The number of missing in the context of armed conflicts on a global scale has reached ‘unprecedented’ level, with over 56,000 new cases of this nature to be recorded in 2024, warned Wednesday Wednesday International Committee of the Red Cross and Red Crescent (DES), with the UN sharing its concern.

‘DESS records missing numbers without precedent’summoned the Fernando Forenaris, Advisor to the Commission on Humanitarian Affairs, during a meeting of the UN General Assembly dedicated to so -called forced disappearances.
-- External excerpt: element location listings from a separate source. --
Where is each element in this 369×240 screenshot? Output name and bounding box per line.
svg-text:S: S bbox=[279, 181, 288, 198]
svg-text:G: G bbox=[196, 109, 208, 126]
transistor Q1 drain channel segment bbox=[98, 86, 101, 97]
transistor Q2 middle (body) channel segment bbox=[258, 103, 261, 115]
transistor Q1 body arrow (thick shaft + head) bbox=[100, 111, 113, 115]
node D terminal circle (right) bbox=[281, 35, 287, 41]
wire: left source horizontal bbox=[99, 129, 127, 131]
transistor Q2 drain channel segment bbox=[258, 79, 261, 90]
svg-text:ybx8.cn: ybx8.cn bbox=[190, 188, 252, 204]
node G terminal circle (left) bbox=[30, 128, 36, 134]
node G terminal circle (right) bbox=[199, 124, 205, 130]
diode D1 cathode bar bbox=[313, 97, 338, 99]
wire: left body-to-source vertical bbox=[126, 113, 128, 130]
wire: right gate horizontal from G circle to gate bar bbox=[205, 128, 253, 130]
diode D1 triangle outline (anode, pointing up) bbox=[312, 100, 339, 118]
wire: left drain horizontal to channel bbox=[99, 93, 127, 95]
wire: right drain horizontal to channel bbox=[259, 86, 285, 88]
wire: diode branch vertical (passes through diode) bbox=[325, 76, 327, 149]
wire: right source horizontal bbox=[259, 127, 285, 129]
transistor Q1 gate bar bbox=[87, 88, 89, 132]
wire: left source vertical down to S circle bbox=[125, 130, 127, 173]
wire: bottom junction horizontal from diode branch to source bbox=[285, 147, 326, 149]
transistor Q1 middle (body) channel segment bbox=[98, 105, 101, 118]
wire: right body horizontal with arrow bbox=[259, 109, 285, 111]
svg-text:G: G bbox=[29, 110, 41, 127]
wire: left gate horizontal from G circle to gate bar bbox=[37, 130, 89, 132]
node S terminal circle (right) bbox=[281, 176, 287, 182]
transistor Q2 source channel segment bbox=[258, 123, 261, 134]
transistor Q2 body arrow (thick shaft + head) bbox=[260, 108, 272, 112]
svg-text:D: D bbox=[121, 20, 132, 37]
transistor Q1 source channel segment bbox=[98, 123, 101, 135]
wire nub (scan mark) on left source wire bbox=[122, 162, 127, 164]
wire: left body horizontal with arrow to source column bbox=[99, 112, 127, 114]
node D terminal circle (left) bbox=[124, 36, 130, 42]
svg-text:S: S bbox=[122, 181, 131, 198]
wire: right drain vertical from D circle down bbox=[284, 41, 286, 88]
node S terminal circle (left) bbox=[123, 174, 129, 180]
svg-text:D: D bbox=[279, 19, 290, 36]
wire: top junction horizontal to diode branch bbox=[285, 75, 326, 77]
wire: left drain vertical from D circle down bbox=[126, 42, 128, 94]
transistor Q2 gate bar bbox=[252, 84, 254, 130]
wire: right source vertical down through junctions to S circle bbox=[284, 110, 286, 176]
Adding 56,000 missing to the lists in 2024 means that all the cases of this nature monitored by the PSE has reached almost the 255,000according to the numbers revealed yesterday.

These 56,559 new cases are ‘The greatest increase’ recorded ‘For at least 20 years’for his part, during the same meeting, the UN High Commissioner for Human Rights, Falker Turkish.

Is the result ‘Number of large -scale armed conflict without precedent’ and ‘contempt for international humanitarian law’commented.

In any case, “The pain of not knowing what happened to your own man is one of the worst things that can happen to anyone”, The High Commissioner insisted. “He never softens, no matter how much time passes.”

During wars or armed conflict, world disappears because “It is murdered, tortured and exists abused, abducted, imprisoned arbitrarily” or runs to flee, listed.

The numbers of the missing make more bulky The “military dictatorships”which “For decades they have disappeared without the luck of being still known.” Today, the repression that continues in some states, ‘Including’ assumptions ‘Relating to anti -terrorist measures’, as well as those who disappear on migratory streets.

“The range is huge. Numbers range from tens of thousands of missing in some countries up to more than 100,000 in others’, pointed out.

Over the last 45 years, under the auspices of the UN Human Rights Council, a working group for forced disappearances has handled ‘Over 62,000 cases’ of this nature in ‘115 countries’but ”This is nothing but the tip of the iceberg ‘, pointed out.